たとえば、ニックは窃視的な様相を帯びて、ふたつの異なる世界を行き来する役割を担っていると私は考えています。実際、彼は自分自身を内外の両方の観点から人間の秘密を共有することができるかもしれない人だと自分自身で考えていることが作品中で明かされます。窓という、いわば境界線のモチーフを通して、窓越しに反対側の世界を見るニックの盗視能力は、ふたつの異なる社会階級間の境界を越える者としての彼の側面を象徴していると思います。一方、ギャツビーはアクセスが制限されています。というのも、彼は茂みの中に隠れてデイジーが窓際に現れるのを一晩中待っていましたが、このように彼は遠くからしか見ることができません。

Matthew J. Bruccoli, New Essays on The Great Gatsby, 1985.

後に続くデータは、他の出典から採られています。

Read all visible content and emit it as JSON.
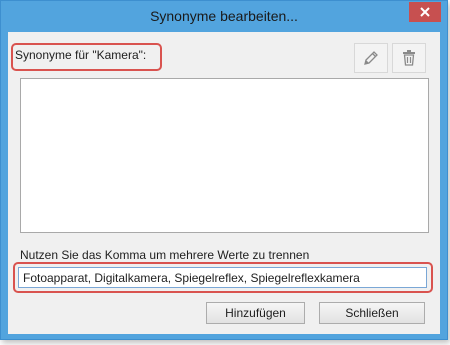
{
  "window": {
    "title": "Synonyme bearbeiten...",
    "accent_color": "#52a4de",
    "close_color": "#c75050"
  },
  "synonyms": {
    "label": "Synonyme für \"Kamera\":",
    "edit_icon": "pencil-icon",
    "delete_icon": "trash-icon",
    "items": []
  },
  "hint": "Nutzen Sie das Komma um mehrere Werte zu trennen",
  "input": {
    "value": "Fotoapparat, Digitalkamera, Spiegelreflex, Spiegelreflexkamera"
  },
  "buttons": {
    "add": "Hinzufügen",
    "close": "Schließen"
  },
  "highlight_color": "#d9534f"
}
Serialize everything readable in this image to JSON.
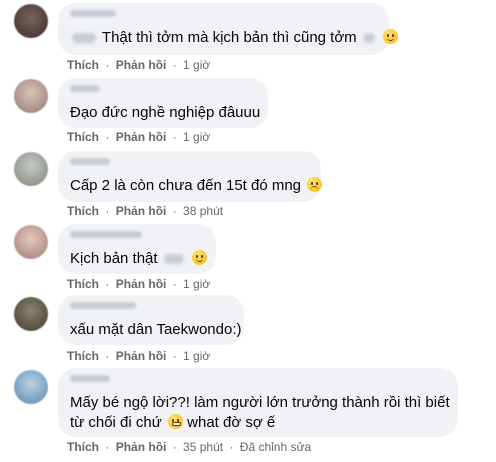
{
  "comments": [
    {
      "text": "Thật thì tởm mà kịch bản thì cũng tởm",
      "like": "Thích",
      "reply": "Phản hồi",
      "time": "1 giờ",
      "edited": "",
      "avatar_color": "#5a4542"
    },
    {
      "text": "Đạo đức nghề nghiệp đâuuu",
      "like": "Thích",
      "reply": "Phản hồi",
      "time": "1 giờ",
      "edited": "",
      "avatar_color": "#b9a39a"
    },
    {
      "text": "Cấp 2 là còn chưa đến 15t đó mng",
      "like": "Thích",
      "reply": "Phản hồi",
      "time": "38 phút",
      "edited": "",
      "avatar_color": "#a7aea5"
    },
    {
      "text": "Kịch bản thật",
      "like": "Thích",
      "reply": "Phản hồi",
      "time": "1 giờ",
      "edited": "",
      "avatar_color": "#c9a9a2"
    },
    {
      "text": "xấu mặt dân Taekwondo:)",
      "like": "Thích",
      "reply": "Phản hồi",
      "time": "1 giờ",
      "edited": "",
      "avatar_color": "#6b6553"
    },
    {
      "text_line1": "Mấy bé ngộ lời??! làm người lớn trưởng thành rồi thì biết",
      "text_line2": "từ chối đi chứ",
      "text_line2_end": "what đờ sợ ế",
      "like": "Thích",
      "reply": "Phản hồi",
      "time": "35 phút",
      "edited": "Đã chỉnh sửa",
      "avatar_color": "#8fb2cf"
    }
  ],
  "separator": "·"
}
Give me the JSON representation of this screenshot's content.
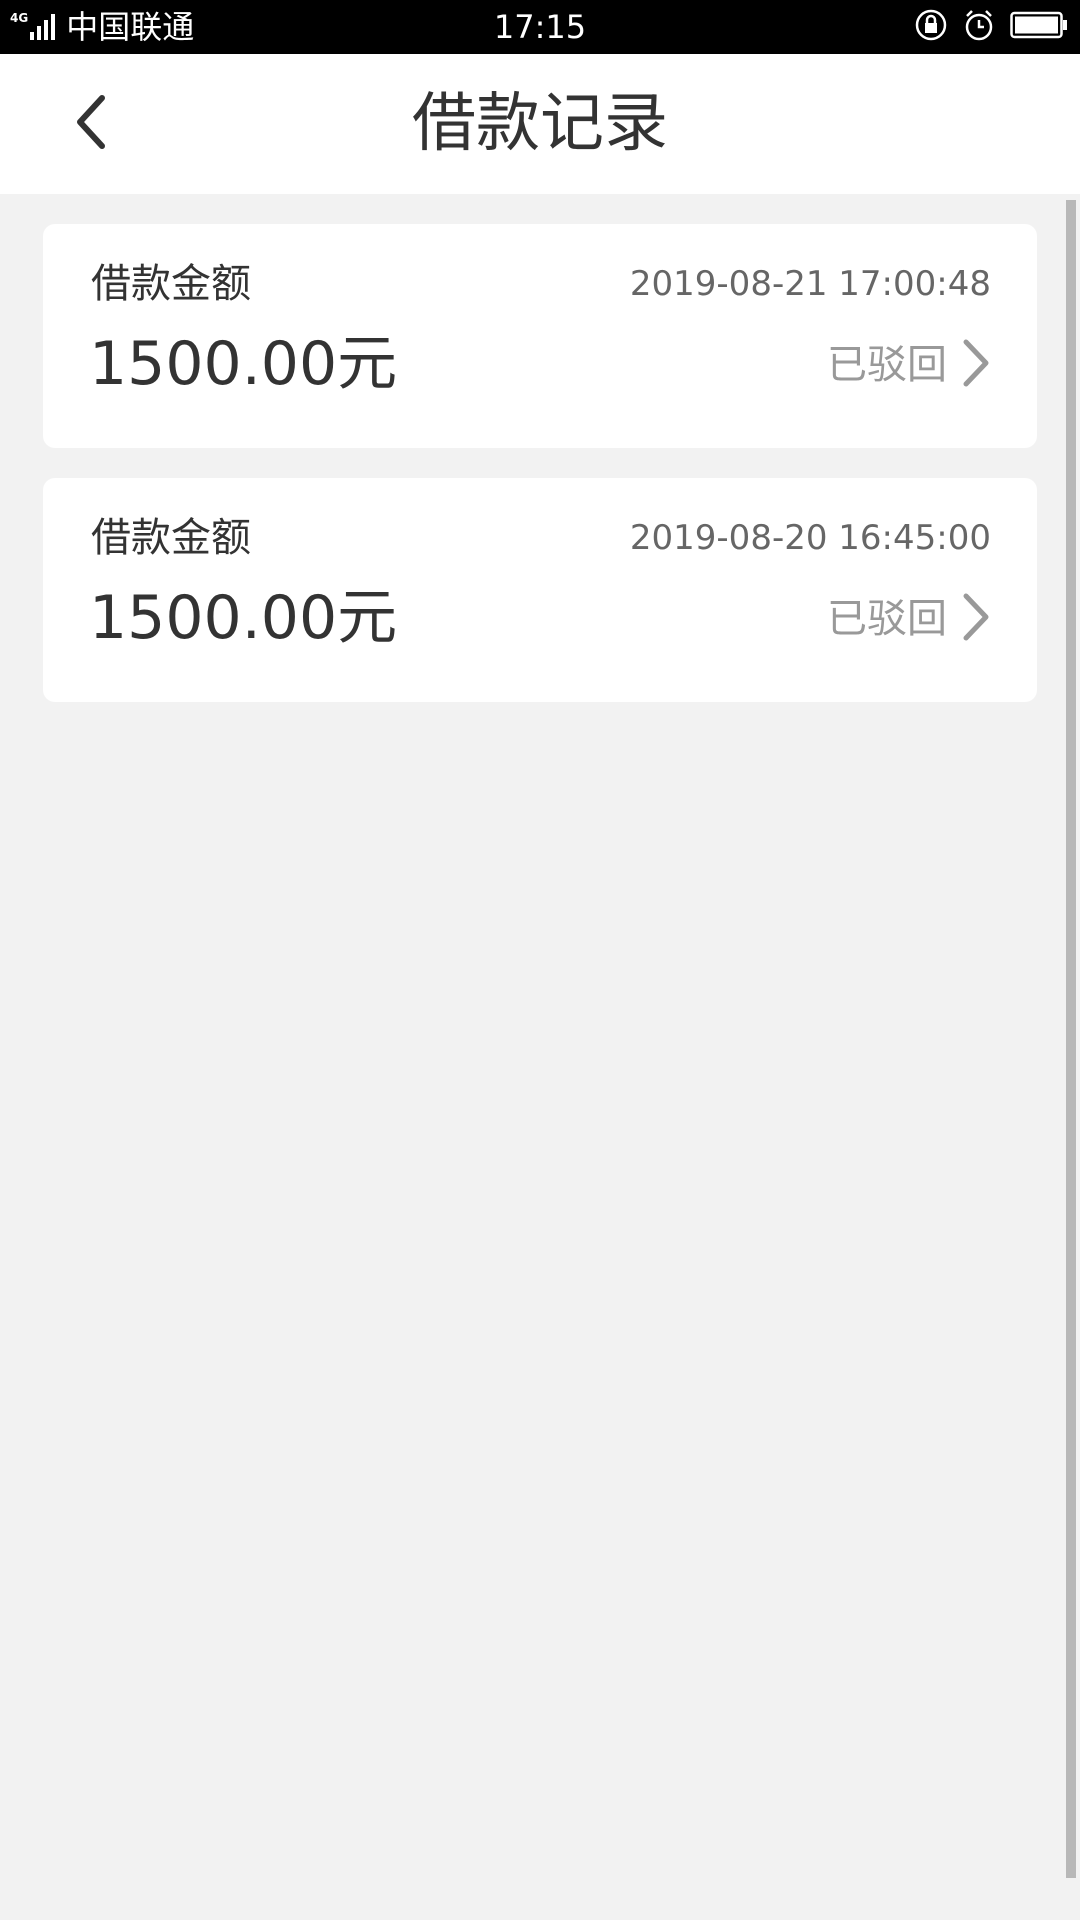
{
  "status_bar": {
    "network": "4G",
    "carrier": "中国联通",
    "time": "17:15",
    "icons": [
      "signal-icon",
      "lock-rotation-icon",
      "alarm-icon",
      "battery-icon"
    ]
  },
  "header": {
    "title": "借款记录",
    "back_icon": "chevron-left-icon"
  },
  "records": [
    {
      "label": "借款金额",
      "datetime": "2019-08-21 17:00:48",
      "amount": "1500.00元",
      "status": "已驳回"
    },
    {
      "label": "借款金额",
      "datetime": "2019-08-20 16:45:00",
      "amount": "1500.00元",
      "status": "已驳回"
    }
  ],
  "colors": {
    "background": "#f2f2f2",
    "card": "#ffffff",
    "primary_text": "#333333",
    "secondary_text": "#666666",
    "status_text": "#999999"
  }
}
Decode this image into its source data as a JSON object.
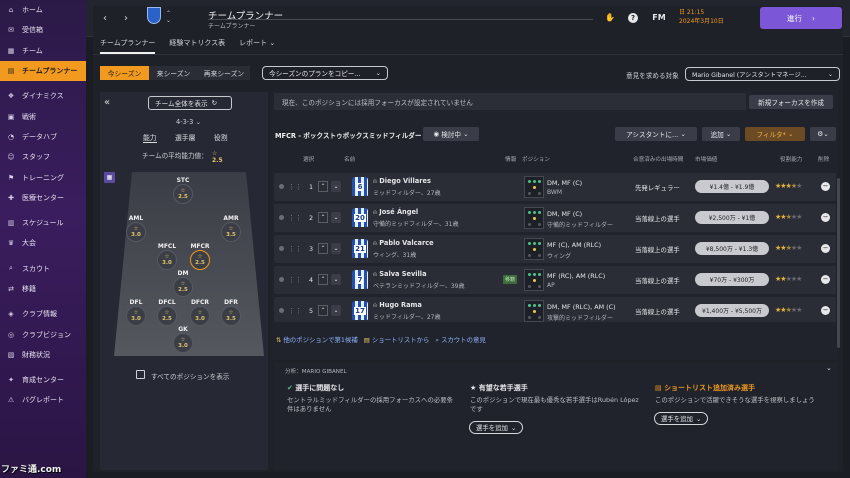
{
  "sidebar": {
    "items": [
      {
        "label": "ホーム",
        "icon": "home-icon",
        "glyph": "⌂"
      },
      {
        "label": "受信箱",
        "icon": "inbox-icon",
        "glyph": "✉"
      },
      {
        "label": "チーム",
        "icon": "team-icon",
        "glyph": "▦"
      },
      {
        "label": "チームプランナー",
        "icon": "planner-icon",
        "glyph": "▤",
        "active": true
      },
      {
        "label": "ダイナミクス",
        "icon": "dynamics-icon",
        "glyph": "❖"
      },
      {
        "label": "戦術",
        "icon": "tactics-icon",
        "glyph": "▣"
      },
      {
        "label": "データハブ",
        "icon": "datahub-icon",
        "glyph": "◔"
      },
      {
        "label": "スタッフ",
        "icon": "staff-icon",
        "glyph": "☺"
      },
      {
        "label": "トレーニング",
        "icon": "training-icon",
        "glyph": "⚑"
      },
      {
        "label": "医療センター",
        "icon": "medical-icon",
        "glyph": "✚"
      },
      {
        "label": "スケジュール",
        "icon": "schedule-icon",
        "glyph": "▥"
      },
      {
        "label": "大会",
        "icon": "trophy-icon",
        "glyph": "♛"
      },
      {
        "label": "スカウト",
        "icon": "scout-icon",
        "glyph": "⌕"
      },
      {
        "label": "移籍",
        "icon": "transfer-icon",
        "glyph": "⇄"
      },
      {
        "label": "クラブ情報",
        "icon": "club-info-icon",
        "glyph": "◈"
      },
      {
        "label": "クラブビジョン",
        "icon": "vision-icon",
        "glyph": "◎"
      },
      {
        "label": "財務状況",
        "icon": "finance-icon",
        "glyph": "▧"
      },
      {
        "label": "育成センター",
        "icon": "youth-icon",
        "glyph": "✦"
      },
      {
        "label": "バグレポート",
        "icon": "bug-icon",
        "glyph": "⚠"
      }
    ]
  },
  "header": {
    "title": "チームプランナー",
    "subtitle": "チームプランナー",
    "fm_label": "FM",
    "date_line1": "日 21:15",
    "date_line2": "2024年3月10日",
    "proceed_label": "進行"
  },
  "subtabs": [
    "チームプランナー",
    "経験マトリクス表",
    "レポート"
  ],
  "season_tabs": [
    "今シーズン",
    "来シーズン",
    "再来シーズン"
  ],
  "copy_plan_label": "今シーズンのプランをコピー...",
  "opinion_label": "意見を求める対象",
  "opinion_value": "Mario Gibanel (アシスタントマネージ...",
  "left": {
    "show_team": "チーム全体を表示",
    "formation": "4-3-3",
    "tabs": [
      "能力",
      "選手層",
      "役割"
    ],
    "avg_label": "チームの平均能力値：",
    "avg_value": "2.5",
    "show_all": "すべてのポジションを表示",
    "positions": [
      {
        "code": "STC",
        "rating": "2.5"
      },
      {
        "code": "AML",
        "rating": "3.0"
      },
      {
        "code": "AMR",
        "rating": "3.5"
      },
      {
        "code": "MFCL",
        "rating": "3.0"
      },
      {
        "code": "MFCR",
        "rating": "2.5"
      },
      {
        "code": "DM",
        "rating": "2.5"
      },
      {
        "code": "DFL",
        "rating": "3.0"
      },
      {
        "code": "DFCL",
        "rating": "2.5"
      },
      {
        "code": "DFCR",
        "rating": "3.0"
      },
      {
        "code": "DFR",
        "rating": "3.5"
      },
      {
        "code": "GK",
        "rating": "3.0"
      }
    ]
  },
  "main": {
    "info_text": "現在、このポジションには採用フォーカスが設定されていません",
    "new_focus": "新規フォーカスを作成",
    "position_title": "MFCR - ボックストゥボックスミッドフィルダー",
    "review_label": "検討中",
    "assistant_btn": "アシスタントに...",
    "add_btn": "追加",
    "filter_btn": "フィルタ*",
    "col_headers": [
      "選択",
      "名前",
      "情報",
      "ポジション",
      "合意済みの出場時間",
      "市場価値",
      "役割能力",
      "削除"
    ],
    "rows": [
      {
        "num": "1",
        "shirt": "6",
        "name": "Diego Villares",
        "sub": "ミッドフィルダー、27歳",
        "pos": "DM, MF (C)",
        "role": "BWM",
        "time": "先発レギュラー",
        "value": "¥1.4億 - ¥1.9億",
        "stars": 3.5
      },
      {
        "num": "2",
        "shirt": "20",
        "name": "José Ángel",
        "sub": "守備的ミッドフィルダー、31歳",
        "pos": "DM, MF (C)",
        "role": "守備的ミッドフィルダー",
        "time": "当落線上の選手",
        "value": "¥2,500万 - ¥1億",
        "stars": 2.5
      },
      {
        "num": "3",
        "shirt": "21",
        "name": "Pablo Valcarce",
        "sub": "ウィング、31歳",
        "pos": "MF (C), AM (RLC)",
        "role": "ウィング",
        "time": "当落線上の選手",
        "value": "¥8,500万 - ¥1.3億",
        "stars": 2.5
      },
      {
        "num": "4",
        "shirt": "7",
        "name": "Salva Sevilla",
        "sub": "ベテランミッドフィルダー、39歳",
        "pos": "MF (RC), AM (RLC)",
        "role": "AP",
        "time": "当落線上の選手",
        "value": "¥70万 - ¥300万",
        "stars": 2,
        "badge": "移籍"
      },
      {
        "num": "5",
        "shirt": "17",
        "name": "Hugo Rama",
        "sub": "ミッドフィルダー、27歳",
        "pos": "DM, MF (RLC), AM (C)",
        "role": "攻撃的ミッドフィルダー",
        "time": "当落線上の選手",
        "value": "¥1,400万 - ¥5,500万",
        "stars": 2.5
      }
    ],
    "footer_links": [
      "他のポジションで第1候補",
      "ショートリストから",
      "スカウトの意見"
    ]
  },
  "analysis": {
    "header": "分析：MARIO GIBANEL",
    "cards": [
      {
        "title": "選手に問題なし",
        "body": "セントラルミッドフィルダーの採用フォーカスへの必要条件はありません",
        "icon": "person-check-icon"
      },
      {
        "title": "有望な若手選手",
        "body": "このポジションで現在最も優秀な若手選手はRubén Lópezです",
        "button": "選手を追加",
        "icon": "star-icon"
      },
      {
        "title": "ショートリスト追加済み選手",
        "body": "このポジションで活躍できそうな選手を視察しましょう",
        "button": "選手を追加",
        "icon": "shortlist-icon"
      }
    ]
  },
  "watermark": "ファミ通.com"
}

この本の編者ブルッコリは、フィッツジェラルドを無責任な作家と見なすという批判は、フィッツジェラルドが『グレイ―とギャツビー』の原稿を何度も書き直して小説を完成させた背景を考慮するならば、払拭されるべきだと主張することで、この論文集の目的を述べています。

 

この本は、『グレートギャツビー』を何度も書き直して仕上げたフィッツジェラルドの努力に照らして、『グレートギャツビー』を再考するための研究のコレクションです。

 

彼はまた、パーキンスからのアドバイスにもかかわらず、フィッツジェラルドが少ししかギャツビーの仕事について言及していないことも指摘しています。この部分は、別記事で『グレートギャツビー』の初期バージョンとして挙げた『トリマルキオ』へ、私がその起源を求めた研究の鍵なので、この本を選びました。